A mother bear and her cubs. Stock photo by Getty Images

You’ve heard of a wolf in sheep’s clothing, but what about a man in bear clothing?

Last week, an unidentified man was observed taunting a bear and two cubs trying to fish for food near Haines, Alaska. As if that wasn’t foolish enough, he was dressed in a full bear costume!

According to Alaska Fish and Game technician Lou Cenicola, who was there to count fish, the man’s bear outfit was pretty realistic and he was jumping up and down very close to the cubs. Cenicola approached the man, who refused to identify himself and who then drove away without removing his costume.

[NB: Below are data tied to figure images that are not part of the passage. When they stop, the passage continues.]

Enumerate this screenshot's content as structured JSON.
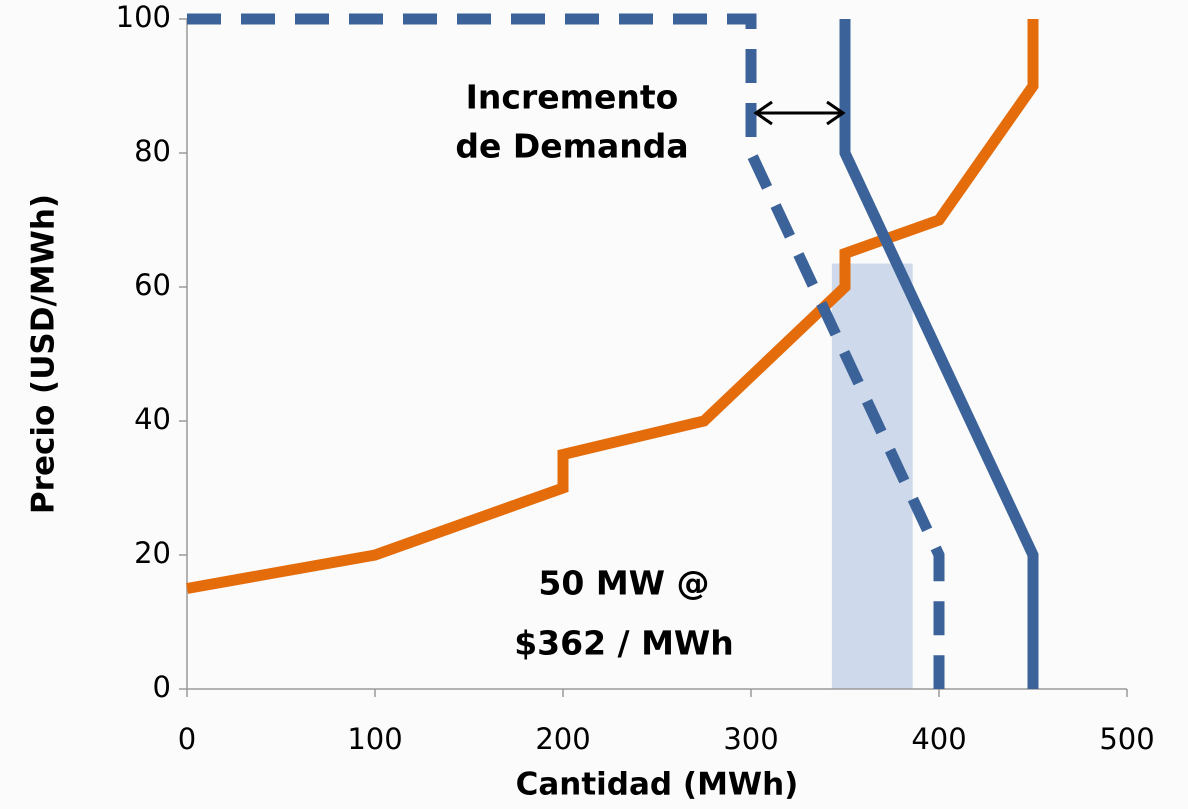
{
  "chart_data": {
    "type": "line",
    "xlabel": "Cantidad (MWh)",
    "ylabel": "Precio (USD/MWh)",
    "xlim": [
      0,
      500
    ],
    "xticks": [
      0,
      100,
      200,
      300,
      400,
      500
    ],
    "ylim": [
      0,
      100
    ],
    "yticks": [
      0,
      20,
      40,
      60,
      80,
      100
    ],
    "grid": false,
    "series": [
      {
        "color": "#e46c0a",
        "dashed": false,
        "x": [
          0,
          100,
          200,
          200,
          275,
          350,
          350,
          400,
          450,
          450
        ],
        "values": [
          15,
          20,
          30,
          35,
          40,
          60,
          65,
          70,
          90,
          100
        ]
      },
      {
        "color": "#3c6399",
        "dashed": false,
        "x": [
          350,
          350,
          450,
          450
        ],
        "values": [
          100,
          80,
          20,
          0
        ]
      },
      {
        "color": "#3c6399",
        "dashed": true,
        "x": [
          0,
          300,
          300,
          400,
          400
        ],
        "values": [
          100,
          100,
          80,
          20,
          0
        ]
      }
    ],
    "highlight": {
      "x": [
        343,
        386
      ],
      "y": [
        0,
        63.5
      ],
      "color": "#c5d3e8"
    },
    "annotations": [
      "Incremento",
      "de Demanda",
      "50 MW @",
      "$362 / MWh"
    ]
  }
}
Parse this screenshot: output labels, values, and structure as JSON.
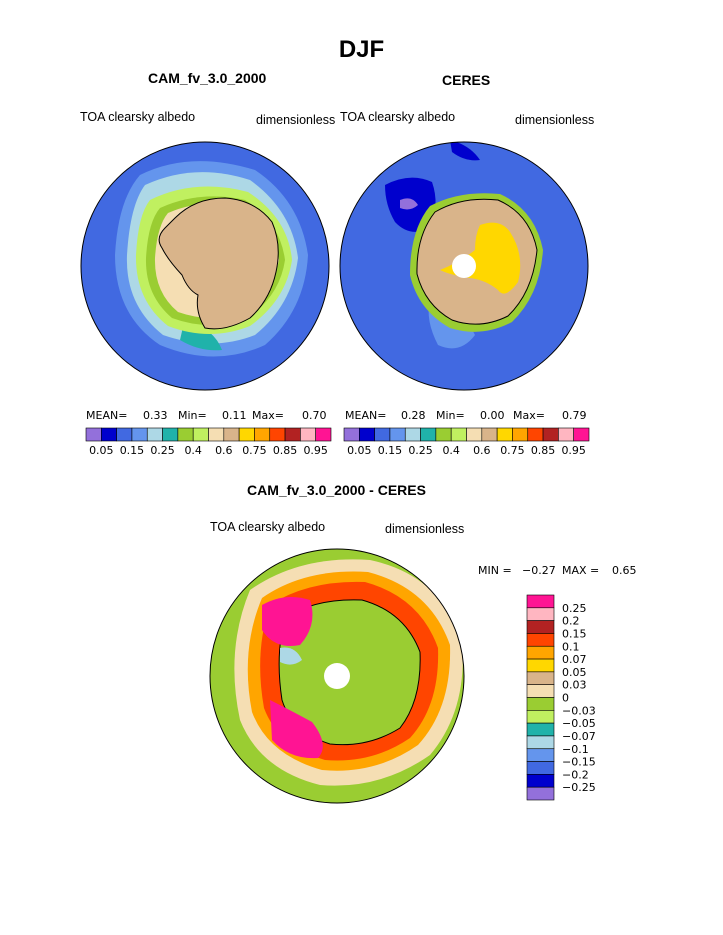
{
  "page": {
    "title": "DJF"
  },
  "colors": {
    "continent": "#d9b48a",
    "ocean_model": "#4169e1",
    "coast": "#000000",
    "palette_abs": [
      "#9370db",
      "#0000cd",
      "#4169e1",
      "#6495ed",
      "#add8e6",
      "#20b2aa",
      "#9acd32",
      "#c0f060",
      "#f5deb3",
      "#d9b48a",
      "#ffd700",
      "#ffa500",
      "#ff4500",
      "#b22222",
      "#ffb6c1",
      "#ff1493"
    ],
    "palette_diff": [
      "#ff1493",
      "#ffb6c1",
      "#b22222",
      "#ff4500",
      "#ffa500",
      "#ffd700",
      "#d9b48a",
      "#f5deb3",
      "#9acd32",
      "#c0f060",
      "#20b2aa",
      "#add8e6",
      "#6495ed",
      "#4169e1",
      "#0000cd",
      "#9370db"
    ]
  },
  "panels": [
    {
      "title": "CAM_fv_3.0_2000",
      "left_label": "TOA clearsky albedo",
      "right_label": "dimensionless",
      "mean_label": "MEAN=",
      "mean": "0.33",
      "min_label": "Min=",
      "min": "0.11",
      "max_label": "Max=",
      "max": "0.70"
    },
    {
      "title": "CERES",
      "left_label": "TOA clearsky albedo",
      "right_label": "dimensionless",
      "mean_label": "MEAN=",
      "mean": "0.28",
      "min_label": "Min=",
      "min": "0.00",
      "max_label": "Max=",
      "max": "0.79"
    },
    {
      "title": "CAM_fv_3.0_2000 - CERES",
      "left_label": "TOA clearsky albedo",
      "right_label": "dimensionless",
      "min_label": "MIN =",
      "min": "−0.27",
      "max_label": "MAX =",
      "max": "0.65"
    }
  ],
  "chart_data": [
    {
      "type": "heatmap",
      "title": "CAM_fv_3.0_2000",
      "projection": "south-polar stereographic",
      "colorbar": {
        "orientation": "horizontal",
        "levels": [
          0.05,
          0.1,
          0.15,
          0.2,
          0.25,
          0.3,
          0.4,
          0.5,
          0.6,
          0.7,
          0.75,
          0.8,
          0.85,
          0.9,
          0.95
        ],
        "tick_labels": [
          "0.05",
          "0.15",
          "0.25",
          "0.4",
          "0.6",
          "0.75",
          "0.85",
          "0.95"
        ]
      },
      "stats": {
        "mean": 0.33,
        "min": 0.11,
        "max": 0.7
      }
    },
    {
      "type": "heatmap",
      "title": "CERES",
      "projection": "south-polar stereographic",
      "colorbar": {
        "orientation": "horizontal",
        "levels": [
          0.05,
          0.1,
          0.15,
          0.2,
          0.25,
          0.3,
          0.4,
          0.5,
          0.6,
          0.7,
          0.75,
          0.8,
          0.85,
          0.9,
          0.95
        ],
        "tick_labels": [
          "0.05",
          "0.15",
          "0.25",
          "0.4",
          "0.6",
          "0.75",
          "0.85",
          "0.95"
        ]
      },
      "stats": {
        "mean": 0.28,
        "min": 0.0,
        "max": 0.79
      }
    },
    {
      "type": "heatmap",
      "title": "CAM_fv_3.0_2000 - CERES",
      "projection": "south-polar stereographic",
      "colorbar": {
        "orientation": "vertical",
        "tick_labels": [
          "0.25",
          "0.2",
          "0.15",
          "0.1",
          "0.07",
          "0.05",
          "0.03",
          "0",
          "−0.03",
          "−0.05",
          "−0.07",
          "−0.1",
          "−0.15",
          "−0.2",
          "−0.25"
        ]
      },
      "stats": {
        "min": -0.27,
        "max": 0.65
      }
    }
  ]
}
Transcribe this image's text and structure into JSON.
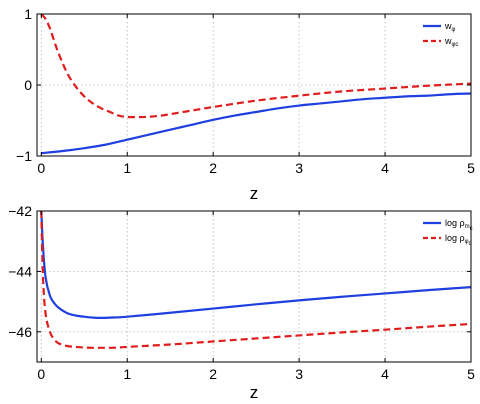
{
  "chart_data": [
    {
      "type": "line",
      "xlabel": "z",
      "ylabel": "",
      "xlim": [
        -0.05,
        5
      ],
      "ylim": [
        -1,
        1
      ],
      "xticks": [
        "0",
        "1",
        "2",
        "3",
        "4",
        "5"
      ],
      "yticks": [
        "−1",
        "0",
        "1"
      ],
      "grid": true,
      "legend_position": "top-right",
      "series": [
        {
          "legend_main": "w",
          "legend_sub": "φ",
          "color": "#1f3fe0",
          "style": "solid",
          "x": [
            0,
            0.25,
            0.5,
            0.75,
            1,
            1.25,
            1.5,
            1.75,
            2,
            2.25,
            2.5,
            2.75,
            3,
            3.25,
            3.5,
            3.75,
            4,
            4.25,
            4.5,
            4.75,
            5
          ],
          "y": [
            -0.96,
            -0.93,
            -0.89,
            -0.84,
            -0.77,
            -0.7,
            -0.63,
            -0.56,
            -0.49,
            -0.43,
            -0.38,
            -0.33,
            -0.29,
            -0.26,
            -0.23,
            -0.2,
            -0.18,
            -0.16,
            -0.15,
            -0.13,
            -0.12
          ]
        },
        {
          "legend_main": "w",
          "legend_sub": "φc",
          "color": "#e01c1c",
          "style": "dashed",
          "x": [
            0,
            0.05,
            0.1,
            0.15,
            0.2,
            0.3,
            0.4,
            0.5,
            0.6,
            0.7,
            0.8,
            0.9,
            1,
            1.2,
            1.4,
            1.6,
            1.8,
            2,
            2.5,
            3,
            3.5,
            4,
            4.5,
            5
          ],
          "y": [
            1.0,
            0.93,
            0.8,
            0.62,
            0.45,
            0.17,
            -0.02,
            -0.16,
            -0.26,
            -0.33,
            -0.38,
            -0.43,
            -0.45,
            -0.45,
            -0.43,
            -0.39,
            -0.35,
            -0.31,
            -0.22,
            -0.15,
            -0.09,
            -0.05,
            -0.01,
            0.02
          ]
        }
      ]
    },
    {
      "type": "line",
      "xlabel": "z",
      "ylabel": "",
      "xlim": [
        -0.05,
        5
      ],
      "ylim": [
        -47,
        -42
      ],
      "xticks": [
        "0",
        "1",
        "2",
        "3",
        "4",
        "5"
      ],
      "yticks": [
        "−46",
        "−44",
        "−42"
      ],
      "grid": true,
      "legend_position": "top-right",
      "series": [
        {
          "legend_main": "log ρ",
          "legend_sub": "m",
          "legend_subsub": "c",
          "color": "#1f3fe0",
          "style": "solid",
          "x": [
            0,
            0.02,
            0.05,
            0.1,
            0.15,
            0.2,
            0.3,
            0.4,
            0.5,
            0.6,
            0.7,
            0.8,
            0.9,
            1,
            1.5,
            2,
            2.5,
            3,
            3.5,
            4,
            4.5,
            5
          ],
          "y": [
            -42.0,
            -43.2,
            -44.2,
            -44.8,
            -45.05,
            -45.2,
            -45.38,
            -45.46,
            -45.5,
            -45.53,
            -45.54,
            -45.53,
            -45.52,
            -45.5,
            -45.37,
            -45.23,
            -45.09,
            -44.96,
            -44.84,
            -44.73,
            -44.62,
            -44.52
          ]
        },
        {
          "legend_main": "log ρ",
          "legend_sub": "φ",
          "legend_subsub": "c",
          "color": "#e01c1c",
          "style": "dashed",
          "x": [
            0,
            0.02,
            0.05,
            0.1,
            0.15,
            0.2,
            0.3,
            0.4,
            0.5,
            0.6,
            0.7,
            0.8,
            0.9,
            1,
            1.5,
            2,
            2.5,
            3,
            3.5,
            4,
            4.5,
            5
          ],
          "y": [
            -42.0,
            -44.2,
            -45.4,
            -46.0,
            -46.25,
            -46.38,
            -46.47,
            -46.5,
            -46.52,
            -46.53,
            -46.53,
            -46.53,
            -46.52,
            -46.5,
            -46.42,
            -46.32,
            -46.22,
            -46.12,
            -46.02,
            -45.93,
            -45.83,
            -45.74
          ]
        }
      ]
    }
  ]
}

Such an incident can result in wildlife harassment charges. In B.C., just a two-hour drive from where the incident took place, disturbing and harassing wildlife is prohibited, as it is in most Canadian provinces. 

Next time you encounter a bear, see if you can spot a man behind the face. 

Graveyard flower thief caught on video

It appears that the wildlife is not the only thing being harassed. Those buried in St. Peter’s cemetery in London, Ont. are dealing with a flower thief.

A young woman was caught on video ripping up the freshly planted flowers off Alma Allerston’s grave. Alma passed away on Easter Sunday this year. Her daughter, Marg Allerston-Medeiros, says “It’s happened probably 10 or 12 times now.”

Apparently, this has been happening for the past three months and the stolen flowers are sometimes found in a nearby garbage bin with no explanation. The London police are looking for the slim woman featured in the video.

Insurance company must pay grow-op owner

From stolen graveyard flowers to stolen property and marijuana plants.

A judge in Kamloops, B.C. has ordered Wawanesa Insurance Co. to compensate a homeowner for the loss of his house and its contents following the RCMP’s discovery of a marijuana grow operation in the house.

In April 2010, the RCMP found more than 600 marijuana plants, stolen property and illegal firearms in the basement. The following day, the house was mysteriously destroyed in an arson.   

Wawanesa denied benefits believing that Steven Davidson ─ who had a criminal record for forgery and possession of stolen property ─ knew about the grow-op in the basement and was responsible for the arson. The insurance policy would make the coverage void if arson had anything to do with a grow-op whether or not the homeowner knew about it. 

Davidson argued that he was not aware of the grow-op and had been working away from Kamloops. At the time of the arson, Davidson was out on bail for assaulting his wife and could not come within 100 meters of his house, where his wife lived.  

The judge found that there was no connection between the arson and the grow-op and accepted Davidson’s evidence that he did not know about the misdeeds in the basement. 

Davidson was awarded $215,000 in compensation, even though Wawanesa’s evidence included a video that showed him discussing his visit of the house, stating: what he’d seen “down there” was “very pathetic.”